Mystery fans who dote on their pets will welcome this second tale of murder co-authored by Brown and her cat, Sneaky Pie. A follow-up to the duo's Wish You Were Here, it reintroduces characters and settings in the tiny town of Crozet, Va. Central to the tale are postmistress and knowledgeable farmhand Mary Minor Haristeen (Harry), her cat Mrs. Murphy and her Welsh corgi Tee Tucker. Mrs. Murphy, as it happens, ``bears an uncanny resemblance to authoress Sneaky Pie,'' and virtually every reference to her is amusingly flattering. Other key Crozet denizens include the nosy, well-meaning widow Mrs. Hoggendobber; the haughty, monied Sanburne family; Harry's ex-husband and his new love interest, a woman nicknamed ``Boom Boom.'' Gossip is at a low ebb in Crozet until male model Blair Bainbridge moves to the farm bordering Harry's.
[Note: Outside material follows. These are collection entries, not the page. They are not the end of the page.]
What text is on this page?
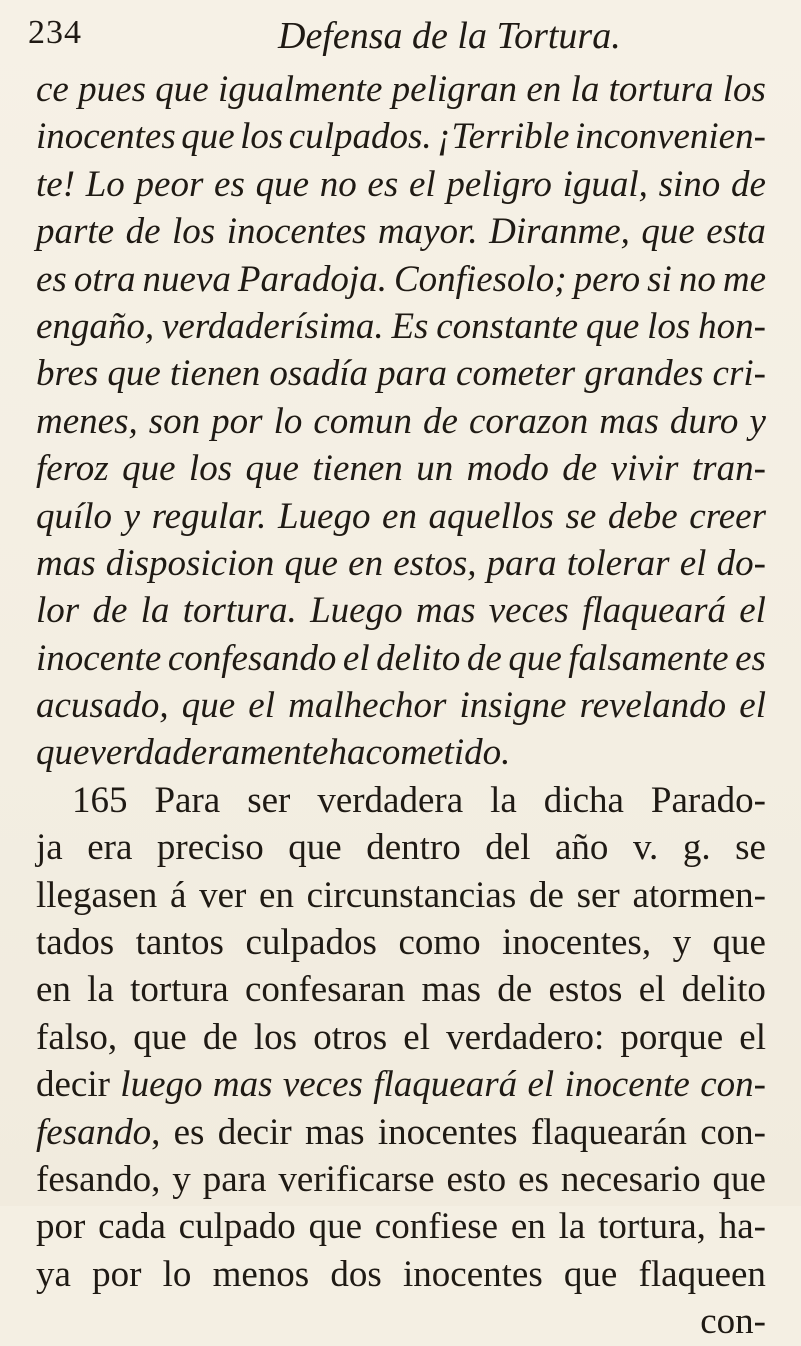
234	Defensa de la Tortura.
ce pues que igualmente peligran en la tortura los
inocentes que los culpados. ¡Terrible inconvenien-
te! Lo peor es que no es el peligro igual, sino de
parte de los inocentes mayor. Diranme, que esta
es otra nueva Paradoja. Confiesolo; pero si no me
engaño, verdaderísima. Es constante que los hon-
bres que tienen osadía para cometer grandes cri-
menes, son por lo comun de corazon mas duro y
feroz que los que tienen un modo de vivir tran-
quílo y regular. Luego en aquellos se debe creer
mas disposicion que en estos, para tolerar el do-
lor de la tortura. Luego mas veces flaqueará el
inocente confesando el delito de que falsamente es
acusado, que el malhechor insigne revelando el
que verdaderamente ha cometido.
165 Para ser verdadera la dicha Parado-
ja era preciso que dentro del año v. g. se
llegasen á ver en circunstancias de ser atormen-
tados tantos culpados como inocentes, y que
en la tortura confesaran mas de estos el delito
falso, que de los otros el verdadero: porque el
decir luego mas veces flaqueará el inocente con-
fesando, es decir mas inocentes flaquearán con-
fesando, y para verificarse esto es necesario que
por cada culpado que confiese en la tortura, ha-
ya por lo menos dos inocentes que flaqueen
con-
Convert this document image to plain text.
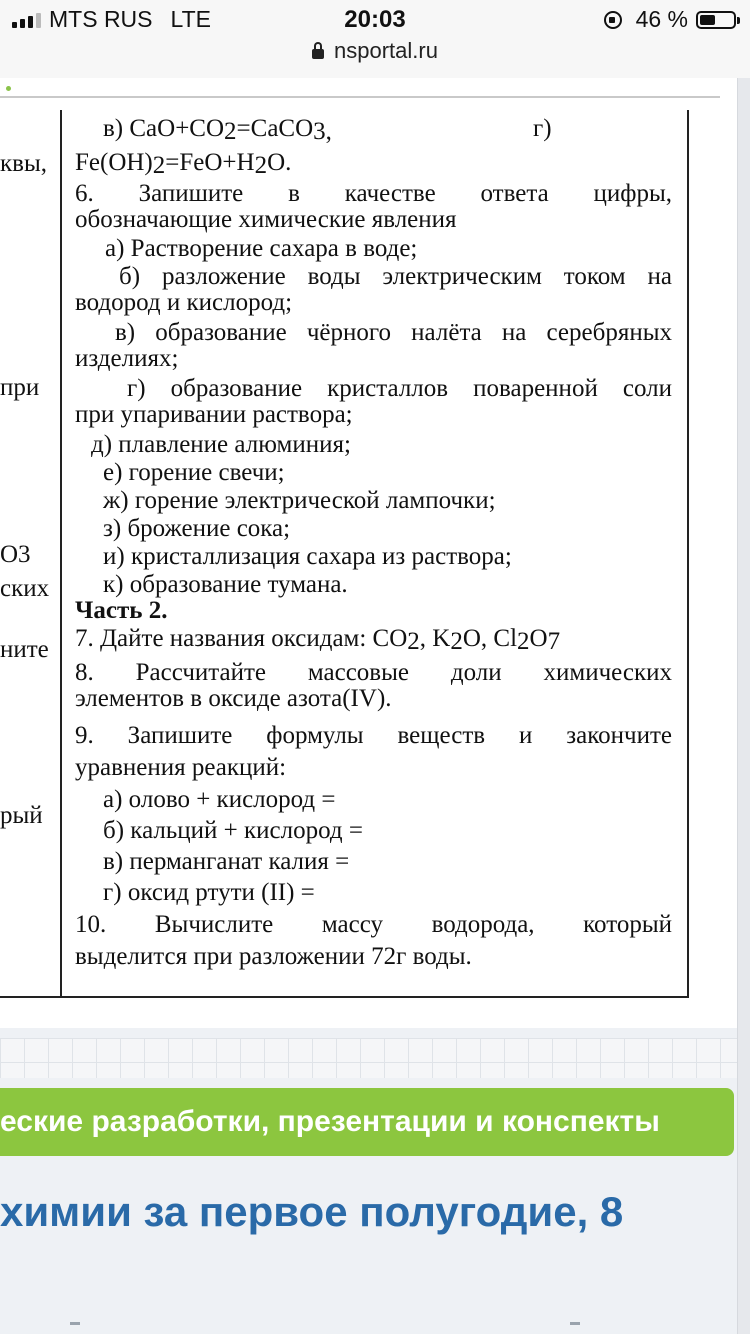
MTS RUS LTE	20:03	46 %
nsportal.ru
квы,
при
О3
ских
ните
рый
в) $CaO+CO_2=CaCO_{3,}$	г)
$Fe(OH)_2=FeO+H_2O$.
6. Запишите в качестве ответа цифры,
обозначающие химические явления
а) Растворение сахара в воде;
б) разложение воды электрическим током на
водород и кислород;
в) образование чёрного налёта на серебряных
изделиях;
г) образование кристаллов поваренной соли
при упаривании раствора;
д) плавление алюминия;
е) горение свечи;
ж) горение электрической лампочки;
з) брожение сока;
и) кристаллизация сахара из раствора;
к) образование тумана.
Часть 2.
7. Дайте названия оксидам: $CO_2$, $K_2O$, $Cl_2O_7$
8. Рассчитайте массовые доли химических
элементов в оксиде азота(IV).
9. Запишите формулы веществ и закончите
уравнения реакций:
а) олово + кислород =
б) кальций + кислород =
в) перманганат калия =
г) оксид ртути (II) =
10. Вычислите массу водорода, который
выделится при разложении 72г воды.
еские разработки, презентации и конспекты
химии за первое полугодие, 8
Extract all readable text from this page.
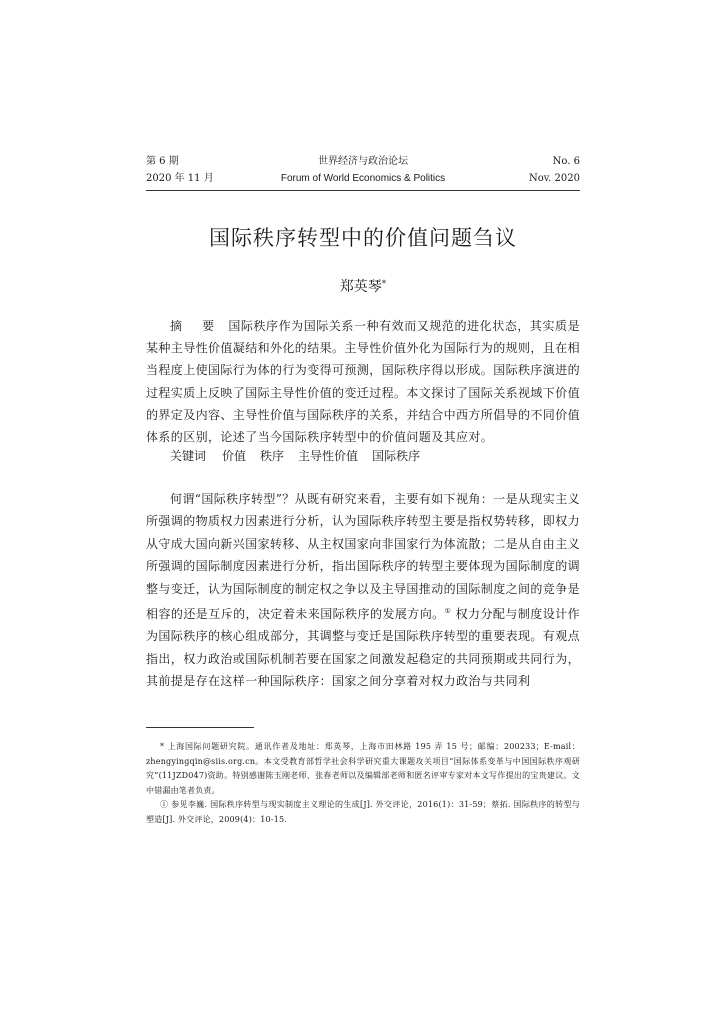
第 6 期	世界经济与政治论坛	No. 6
2020 年 11 月	Forum of World Economics & Politics	Nov. 2020
国际秩序转型中的价值问题刍议
郑英琴*
摘 要 国际秩序作为国际关系一种有效而又规范的进化状态，其实质是某种主导性价值凝结和外化的结果。主导性价值外化为国际行为的规则，且在相当程度上使国际行为体的行为变得可预测，国际秩序得以形成。国际秩序演进的过程实质上反映了国际主导性价值的变迁过程。本文探讨了国际关系视域下价值的界定及内容、主导性价值与国际秩序的关系，并结合中西方所倡导的不同价值体系的区别，论述了当今国际秩序转型中的价值问题及其应对。
关键词 价值 秩序 主导性价值 国际秩序
何谓“国际秩序转型”？从既有研究来看，主要有如下视角：一是从现实主义所强调的物质权力因素进行分析，认为国际秩序转型主要是指权势转移，即权力从守成大国向新兴国家转移、从主权国家向非国家行为体流散；二是从自由主义所强调的国际制度因素进行分析，指出国际秩序的转型主要体现为国际制度的调整与变迁，认为国际制度的制定权之争以及主导国推动的国际制度之间的竞争是相容的还是互斥的，决定着未来国际秩序的发展方向。① 权力分配与制度设计作为国际秩序的核心组成部分，其调整与变迁是国际秩序转型的重要表现。有观点指出，权力政治或国际机制若要在国家之间激发起稳定的共同预期或共同行为，其前提是存在这样一种国际秩序：国家之间分享着对权力政治与共同利

* 上海国际问题研究院。通讯作者及地址：郑英琴，上海市田林路 195 弄 15 号；邮编：200233；E-mail：zhengyingqin@siis.org.cn。本文受教育部哲学社会科学研究重大课题攻关项目“国际体系变革与中国国际秩序观研究”(11JZD047)资助。特别感谢陈玉刚老师、张春老师以及编辑部老师和匿名评审专家对本文写作提出的宝贵建议。文中错漏由笔者负责。

① 参见李巍. 国际秩序转型与现实制度主义理论的生成[J]. 外交评论，2016(1)：31-59；蔡拓. 国际秩序的转型与塑造[J]. 外交评论，2009(4)：10-15.
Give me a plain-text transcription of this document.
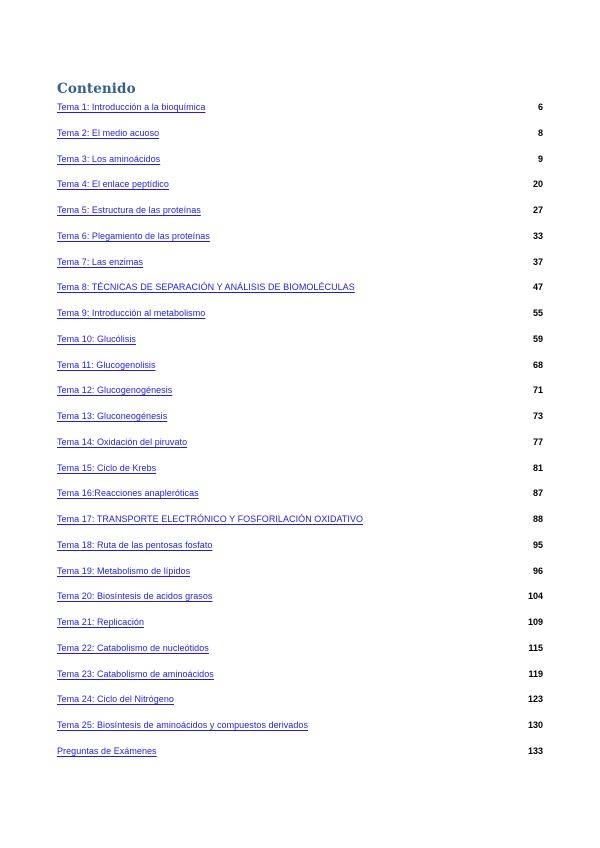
Contenido
Tema 1: Introducción a la bioquímica	6
Tema 2: El medio acuoso	8
Tema 3: Los aminoácidos	9
Tema 4: El enlace peptídico	20
Tema 5: Estructura de las proteínas	27
Tema 6: Plegamiento de las proteínas	33
Tema 7: Las enzimas	37
Tema 8: TÉCNICAS DE SEPARACIÓN Y ANÁLISIS DE BIOMOLÉCULAS	47
Tema 9: Introducción al metabolismo	55
Tema 10: Glucólisis	59
Tema 11: Glucogenolisis	68
Tema 12: Glucogenogénesis	71
Tema 13: Gluconeogénesis	73
Tema 14: Oxidación del piruvato	77
Tema 15: Ciclo de Krebs	81
Tema 16:Reacciones anapleróticas	87
Tema 17: TRANSPORTE ELECTRÓNICO Y FOSFORILACIÓN OXIDATIVO	88
Tema 18: Ruta de las pentosas fosfato	95
Tema 19: Metabolismo de lípidos	96
Tema 20: Biosíntesis de acidos grasos	104
Tema 21: Replicación	109
Tema 22: Catabolismo de nucleótidos	115
Tema 23: Catabolismo de aminoácidos	119
Tema 24: Ciclo del Nitrógeno	123
Tema 25: Biosíntesis de aminoácidos y compuestos derivados	130
Preguntas de Exámenes	133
Matchmakers start to buzz, but they are rudely interrupted when assorted parts of a dismembered body are found on Blair's land. The animals, whose speech is italicized in the text and generally misunderstood by humans, form their own hypotheses about the murder, and naturally have a hand/paw in solving the crime. The Browns expertly depict small-town life, detailing holiday parties, a fox hunt and Harry's chores during a bucolic winter. Although talking, sleuthing animals may seem cloying to serious folk, this is in actuality a spooky, baffling tale complete with (Rita Mae) Brown's trademark surprise ending.